We all have our favorite part of our favorite song, where in an instant of blissful sound, all elements of the voices and instruments come together in perfect harmony and release some sort of emotion inside of us, each and every time we hear it. For me, this musical perfection comes during Bob Marley’s “Trenchtown Rock”, during the introduction. The combination of groovy bass, reggae-styled guitar, cheery keyboarding, and island drum rhythms never fail to lighten my mood and force me to tap a foot or finger. Bob goes on to describe the very essence of music in this same song; that “one good thing about music; when it hits, you feel no pain”. His music, and also that of many other artists, has that ability to cause you to forget everything. We can be triggered to be elated, morose, excited, intrigued, or even lost in thought just by hearing a simple melody or rhythm.
Music is the only language that is understood in every nation, state, province, and region of the world. A Syrian man who cannot understand the words of the Four Tops’ “Bernadette” can still hear the passionate love pouring through the voice of Levi Stubbs, and can no doubt experience the same rush of emotion that someone who could understand the lyrics would experience as well. Similarly, a young Japanese girl and a French politician could both have Mary Poppins’ “Spoonful of Sugar” dancing through their minds for an entire week. Music leaves nobody out.

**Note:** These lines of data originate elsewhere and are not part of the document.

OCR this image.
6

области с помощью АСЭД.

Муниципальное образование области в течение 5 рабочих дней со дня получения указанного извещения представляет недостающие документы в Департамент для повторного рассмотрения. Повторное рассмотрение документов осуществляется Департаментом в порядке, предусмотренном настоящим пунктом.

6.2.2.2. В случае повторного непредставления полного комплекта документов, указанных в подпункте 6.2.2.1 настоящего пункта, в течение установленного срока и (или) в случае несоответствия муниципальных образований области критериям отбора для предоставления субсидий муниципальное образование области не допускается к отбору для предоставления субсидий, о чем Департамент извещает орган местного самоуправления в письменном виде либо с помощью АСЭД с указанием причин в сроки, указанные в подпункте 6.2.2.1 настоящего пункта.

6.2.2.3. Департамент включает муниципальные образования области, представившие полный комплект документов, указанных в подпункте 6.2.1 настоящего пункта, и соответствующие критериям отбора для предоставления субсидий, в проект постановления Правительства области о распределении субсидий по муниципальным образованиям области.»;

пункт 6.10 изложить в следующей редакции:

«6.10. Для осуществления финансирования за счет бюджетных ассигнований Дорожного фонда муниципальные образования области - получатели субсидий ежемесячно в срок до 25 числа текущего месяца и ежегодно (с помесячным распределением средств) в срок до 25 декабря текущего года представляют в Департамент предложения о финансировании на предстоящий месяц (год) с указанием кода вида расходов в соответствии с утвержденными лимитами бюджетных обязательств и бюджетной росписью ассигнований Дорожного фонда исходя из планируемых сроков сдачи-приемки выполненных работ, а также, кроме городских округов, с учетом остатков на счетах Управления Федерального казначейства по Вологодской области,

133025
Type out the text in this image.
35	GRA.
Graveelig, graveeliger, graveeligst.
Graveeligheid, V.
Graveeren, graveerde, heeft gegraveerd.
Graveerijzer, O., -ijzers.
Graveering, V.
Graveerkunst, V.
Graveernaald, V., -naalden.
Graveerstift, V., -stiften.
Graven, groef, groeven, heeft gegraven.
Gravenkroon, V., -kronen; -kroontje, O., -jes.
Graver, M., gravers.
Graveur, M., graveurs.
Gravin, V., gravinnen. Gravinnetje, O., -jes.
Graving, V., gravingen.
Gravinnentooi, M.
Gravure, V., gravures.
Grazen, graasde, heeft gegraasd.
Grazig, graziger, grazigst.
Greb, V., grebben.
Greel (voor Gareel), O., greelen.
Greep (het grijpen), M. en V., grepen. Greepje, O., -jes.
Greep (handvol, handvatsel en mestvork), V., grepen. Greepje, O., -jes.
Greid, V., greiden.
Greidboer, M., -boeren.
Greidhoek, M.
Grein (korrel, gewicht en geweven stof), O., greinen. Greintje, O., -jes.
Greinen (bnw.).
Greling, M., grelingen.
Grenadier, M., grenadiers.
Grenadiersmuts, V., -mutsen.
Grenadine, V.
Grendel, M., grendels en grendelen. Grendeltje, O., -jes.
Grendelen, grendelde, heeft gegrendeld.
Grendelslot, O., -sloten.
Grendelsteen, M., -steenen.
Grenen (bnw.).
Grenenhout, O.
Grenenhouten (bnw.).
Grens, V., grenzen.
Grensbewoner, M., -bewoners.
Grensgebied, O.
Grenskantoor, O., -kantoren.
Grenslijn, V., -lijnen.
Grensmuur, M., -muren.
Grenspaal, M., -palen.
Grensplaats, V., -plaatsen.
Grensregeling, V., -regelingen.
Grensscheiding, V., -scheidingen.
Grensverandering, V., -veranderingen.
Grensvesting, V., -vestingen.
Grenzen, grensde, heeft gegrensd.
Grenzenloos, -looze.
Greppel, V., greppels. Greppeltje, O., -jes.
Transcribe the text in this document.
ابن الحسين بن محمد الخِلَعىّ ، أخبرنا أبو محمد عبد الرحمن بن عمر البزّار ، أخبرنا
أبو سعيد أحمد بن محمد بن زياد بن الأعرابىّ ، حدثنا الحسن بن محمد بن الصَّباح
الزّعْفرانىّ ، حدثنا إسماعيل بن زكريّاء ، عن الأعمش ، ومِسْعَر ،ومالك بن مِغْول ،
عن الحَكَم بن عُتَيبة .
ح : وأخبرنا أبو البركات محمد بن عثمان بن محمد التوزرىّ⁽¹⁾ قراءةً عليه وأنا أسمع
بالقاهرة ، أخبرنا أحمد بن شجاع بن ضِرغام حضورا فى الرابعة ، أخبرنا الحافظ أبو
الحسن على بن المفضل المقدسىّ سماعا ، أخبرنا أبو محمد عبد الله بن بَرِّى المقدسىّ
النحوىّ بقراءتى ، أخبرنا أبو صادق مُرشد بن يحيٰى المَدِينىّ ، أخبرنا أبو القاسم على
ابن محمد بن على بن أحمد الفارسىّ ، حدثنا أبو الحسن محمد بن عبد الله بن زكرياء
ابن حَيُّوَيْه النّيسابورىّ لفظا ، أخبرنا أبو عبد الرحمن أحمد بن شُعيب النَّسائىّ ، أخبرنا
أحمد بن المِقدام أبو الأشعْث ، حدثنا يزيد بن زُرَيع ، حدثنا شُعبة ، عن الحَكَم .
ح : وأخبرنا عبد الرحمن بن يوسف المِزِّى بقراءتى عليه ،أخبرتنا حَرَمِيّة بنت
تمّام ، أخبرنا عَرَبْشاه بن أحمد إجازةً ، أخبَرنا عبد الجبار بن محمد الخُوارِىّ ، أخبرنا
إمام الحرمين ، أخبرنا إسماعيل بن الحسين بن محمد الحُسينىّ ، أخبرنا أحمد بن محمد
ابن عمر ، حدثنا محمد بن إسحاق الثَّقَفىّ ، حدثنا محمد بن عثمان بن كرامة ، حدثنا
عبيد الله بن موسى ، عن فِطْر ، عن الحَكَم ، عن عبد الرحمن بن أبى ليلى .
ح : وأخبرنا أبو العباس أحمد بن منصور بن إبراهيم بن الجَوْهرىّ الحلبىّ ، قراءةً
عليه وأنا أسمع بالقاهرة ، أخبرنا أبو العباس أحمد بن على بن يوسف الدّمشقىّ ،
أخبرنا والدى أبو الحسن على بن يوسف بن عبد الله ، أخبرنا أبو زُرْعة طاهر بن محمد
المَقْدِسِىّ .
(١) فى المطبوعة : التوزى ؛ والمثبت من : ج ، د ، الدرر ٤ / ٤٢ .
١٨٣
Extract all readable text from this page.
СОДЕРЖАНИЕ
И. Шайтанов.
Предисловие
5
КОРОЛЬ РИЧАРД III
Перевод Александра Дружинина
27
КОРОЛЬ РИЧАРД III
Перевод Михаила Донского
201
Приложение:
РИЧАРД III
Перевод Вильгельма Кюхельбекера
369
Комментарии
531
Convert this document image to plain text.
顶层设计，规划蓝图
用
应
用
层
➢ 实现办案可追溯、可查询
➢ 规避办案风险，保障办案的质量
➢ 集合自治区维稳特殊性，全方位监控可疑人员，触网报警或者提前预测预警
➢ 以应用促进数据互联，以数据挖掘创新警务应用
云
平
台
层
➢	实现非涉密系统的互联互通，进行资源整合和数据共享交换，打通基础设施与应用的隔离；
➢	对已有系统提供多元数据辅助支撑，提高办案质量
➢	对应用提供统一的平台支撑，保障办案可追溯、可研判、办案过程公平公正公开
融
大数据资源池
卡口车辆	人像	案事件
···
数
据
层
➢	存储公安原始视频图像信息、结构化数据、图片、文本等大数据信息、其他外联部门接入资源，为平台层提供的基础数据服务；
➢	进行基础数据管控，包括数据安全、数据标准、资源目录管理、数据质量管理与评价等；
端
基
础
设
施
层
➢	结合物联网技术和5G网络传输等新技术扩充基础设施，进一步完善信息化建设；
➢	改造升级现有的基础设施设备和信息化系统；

We hear music and it changes us. Whether the lyrics alter our thinking, or the rhythm and beat alter our mood (and stationary state of our feet), the sound and feeling of music represent a power greater than any other in the world: one that can affect every man, woman, and child on Earth. Nobody can resist the urge to play the air guitar during the solos of Lynyrd Skynyrd’s “Freebird”, just as we will always move our hips to the melodic island flavor of the Buena Vista Social Club. This is the power of music, and in this, I believe.